Adele and a piano make up most of the recording. Later, harmonies and strings pull it all together, but the track’s simplicity allows her excellent voice to shine through.
It’s sincere, and Adele’s voice makes every word ring real. It’s difficult to infuse new life into a song that’s been there for more than a decade, but Adele makes it look easy, much like a perfectly performed run or belt with precise placement.
“Hello… this is me.” Adele roared back in the fall of 2015 with those three words, igniting the world with the first song from her third album 25, 25.
The song had become unavoidable by the time the album was released four weeks later, eliciting tears, phone calls to long-lost lovers and friends, a return of flip phone memes, and even a true Thanksgiving miracle.
“Hello” has remained one of the greatest and most emotional ballads in current music history for nearly six years. “Thanks, Adele,” we can only say, just like the small girl at the conclusion of Thanksgiving supper. We’re grateful you called.
10. “Rolling In the Deep”
Adele’s enormous breakout was the percussive beauty of “Rolling in the Deep,” which was not technically her first hit.
It does everything that her best work is known for: it pulses with ferocity, it rides her voice from a deep rasp to a head-turning belt, and it holds your heart with its emotional core.
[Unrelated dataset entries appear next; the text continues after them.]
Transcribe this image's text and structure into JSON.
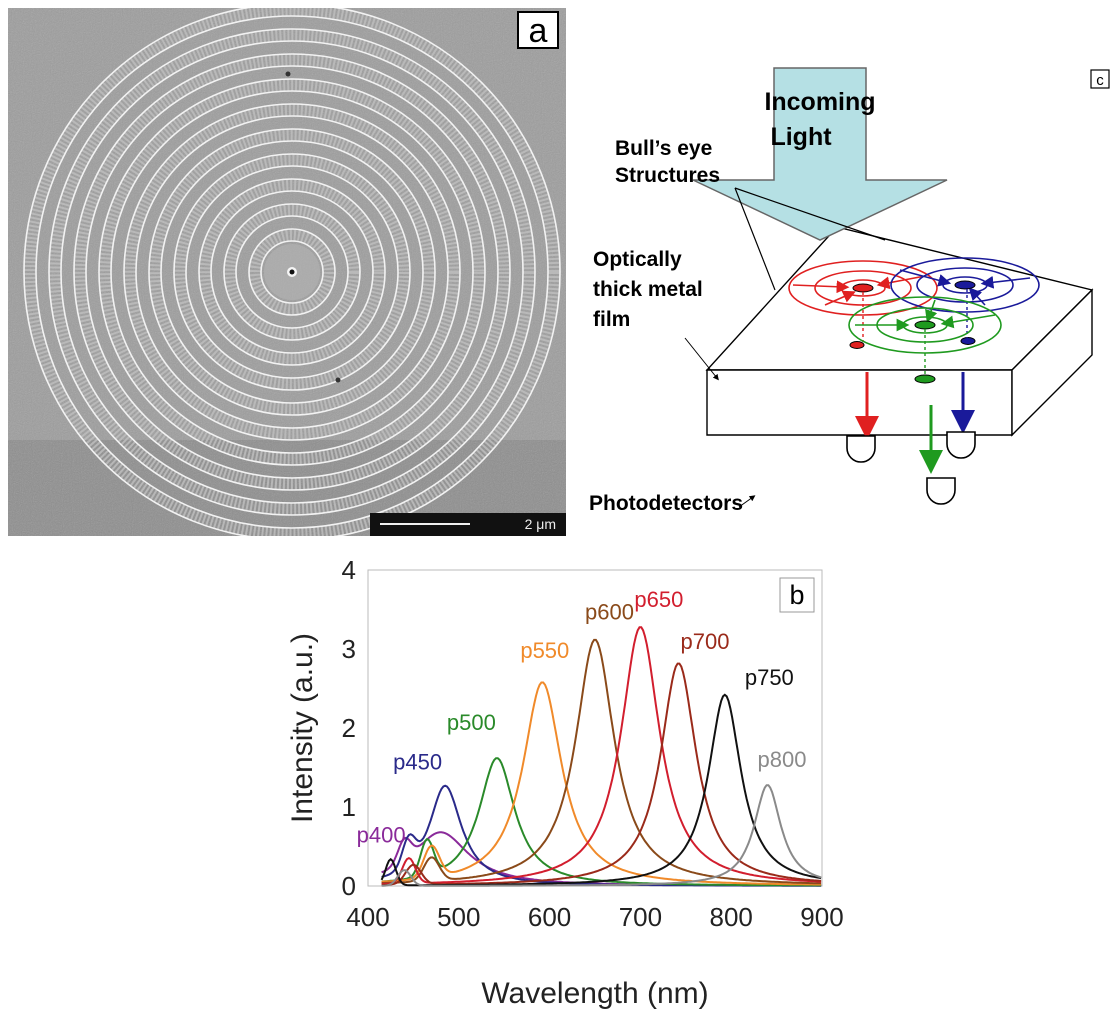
{
  "panel_a": {
    "label": "a",
    "scale_bar_label": "2 μm"
  },
  "panel_c": {
    "label": "c",
    "incoming_light_line1": "Incoming",
    "incoming_light_line2": "Light",
    "bulls_eye_line1": "Bull’s eye",
    "bulls_eye_line2": "Structures",
    "metal_film_line1": "Optically",
    "metal_film_line2": "thick metal",
    "metal_film_line3": "film",
    "photodetectors_label": "Photodetectors",
    "colors": {
      "red": "#e02020",
      "blue": "#1a1a9a",
      "green": "#1f9a1f",
      "light": "#b5e0e4"
    }
  },
  "chart_data": {
    "type": "line",
    "panel_label": "b",
    "xlabel": "Wavelength (nm)",
    "ylabel": "Intensity (a.u.)",
    "xlim": [
      400,
      900
    ],
    "ylim": [
      0,
      4
    ],
    "x_ticks": [
      400,
      500,
      600,
      700,
      800,
      900
    ],
    "y_ticks": [
      0,
      1,
      2,
      3,
      4
    ],
    "grid": false,
    "series": [
      {
        "name": "p400",
        "color": "#8a2a9a",
        "peak_x": 480,
        "peak_y": 0.68,
        "width": 38,
        "bumps": [
          [
            440,
            0.28,
            10
          ]
        ]
      },
      {
        "name": "p450",
        "color": "#2a2a8a",
        "peak_x": 485,
        "peak_y": 1.27,
        "width": 22,
        "bumps": [
          [
            445,
            0.35,
            10
          ]
        ]
      },
      {
        "name": "p500",
        "color": "#2a8a2a",
        "peak_x": 542,
        "peak_y": 1.62,
        "width": 24,
        "bumps": [
          [
            465,
            0.45,
            10
          ]
        ]
      },
      {
        "name": "p550",
        "color": "#f08a2a",
        "peak_x": 592,
        "peak_y": 2.58,
        "width": 26,
        "bumps": [
          [
            470,
            0.4,
            12
          ]
        ]
      },
      {
        "name": "p600",
        "color": "#8a4a1a",
        "peak_x": 650,
        "peak_y": 3.12,
        "width": 26,
        "bumps": [
          [
            470,
            0.3,
            12
          ]
        ]
      },
      {
        "name": "p650",
        "color": "#d21e2e",
        "peak_x": 700,
        "peak_y": 3.28,
        "width": 26,
        "bumps": [
          [
            445,
            0.32,
            10
          ]
        ]
      },
      {
        "name": "p700",
        "color": "#9a2a1a",
        "peak_x": 742,
        "peak_y": 2.82,
        "width": 24,
        "bumps": [
          [
            450,
            0.25,
            12
          ]
        ]
      },
      {
        "name": "p750",
        "color": "#111111",
        "peak_x": 793,
        "peak_y": 2.42,
        "width": 22,
        "bumps": [
          [
            425,
            0.33,
            8
          ]
        ]
      },
      {
        "name": "p800",
        "color": "#8a8a8a",
        "peak_x": 840,
        "peak_y": 1.28,
        "width": 18,
        "bumps": [
          [
            440,
            0.2,
            10
          ]
        ]
      }
    ]
  }
}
The question of who has the strongest pipes in modern pop music was resolved when this song hit the radio waves and introduced American audiences to Adele, a powerhouse vocalist.
11. Someone Like You
Upbeat compositions are a joyous, necessary, and cathartic element of the music scene, and pop music is undeniably important. Even still, it doesn’t feel quite right to call “Someone Like You” a pop tune.
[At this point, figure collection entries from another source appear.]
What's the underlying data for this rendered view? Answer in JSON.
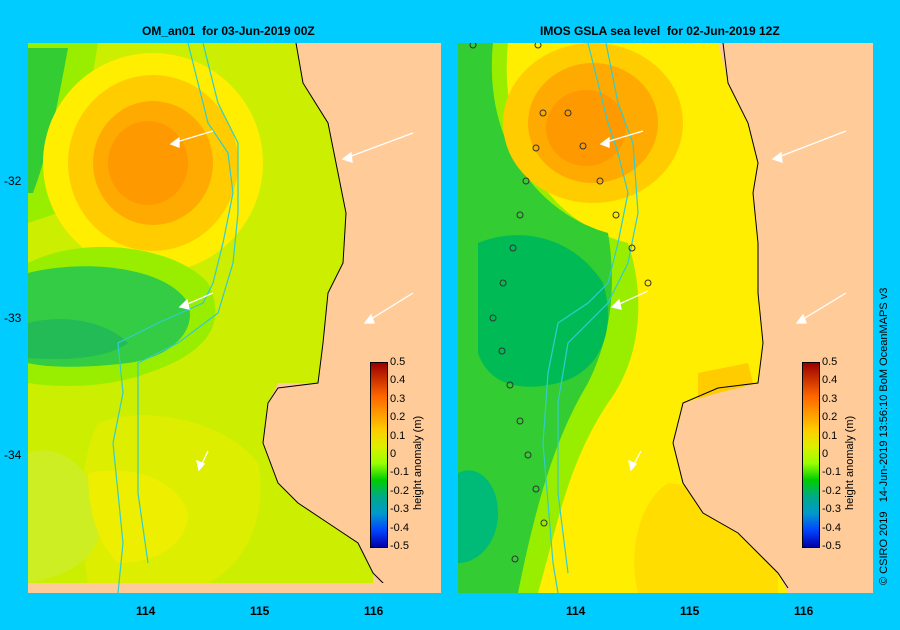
{
  "panels": [
    {
      "title": "OM_an01  for 03-Jun-2019 00Z"
    },
    {
      "title": "IMOS GSLA sea level  for 02-Jun-2019 12Z"
    }
  ],
  "y_ticks": [
    "-32",
    "-33",
    "-34"
  ],
  "x_ticks": [
    "114",
    "115",
    "116"
  ],
  "colorbar": {
    "title": "height anomaly (m)",
    "labels": [
      "0.5",
      "0.4",
      "0.3",
      "0.2",
      "0.1",
      "0",
      "-0.1",
      "-0.2",
      "-0.3",
      "-0.4",
      "-0.5"
    ],
    "colors": [
      "#990000",
      "#cc3300",
      "#ff6600",
      "#ff9900",
      "#ffcc00",
      "#ddee00",
      "#99ff00",
      "#00cc00",
      "#00aa88",
      "#0099cc",
      "#0044ff",
      "#0000aa"
    ]
  },
  "credit": "© CSIRO 2019   14-Jun-2019 13:56:10 BoM OceanMAPS v3",
  "colors": {
    "background": "#00ccff",
    "land": "#ffcc99",
    "coastline": "#000000",
    "isobath": "#33cccc",
    "vector": "#ffffff"
  }
}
The stunning song is a true heartbreaker: “Don’t forget me, I beg/ I remember you said/ Sometimes it lasts in love, but sometimes it hurts instead,” sings the chorus, which is still relevant a decade later.
The term “iconic” is certainly thrown around a little too loosely these days, but “Someone Like You” is deserving of it. The opening piano sounds are instantly recognized, and the lyrics feel collective (and permanently) imprinted on the collective consciousness.
It’s still a mystery how she managed to film a single-take music video while wandering the streets of Paris with no other people or vehicles in sight.
“Someone Like You” is that song, whether it’s for a huge or minor heartbreak, a nostalgic trip, or just a good cry.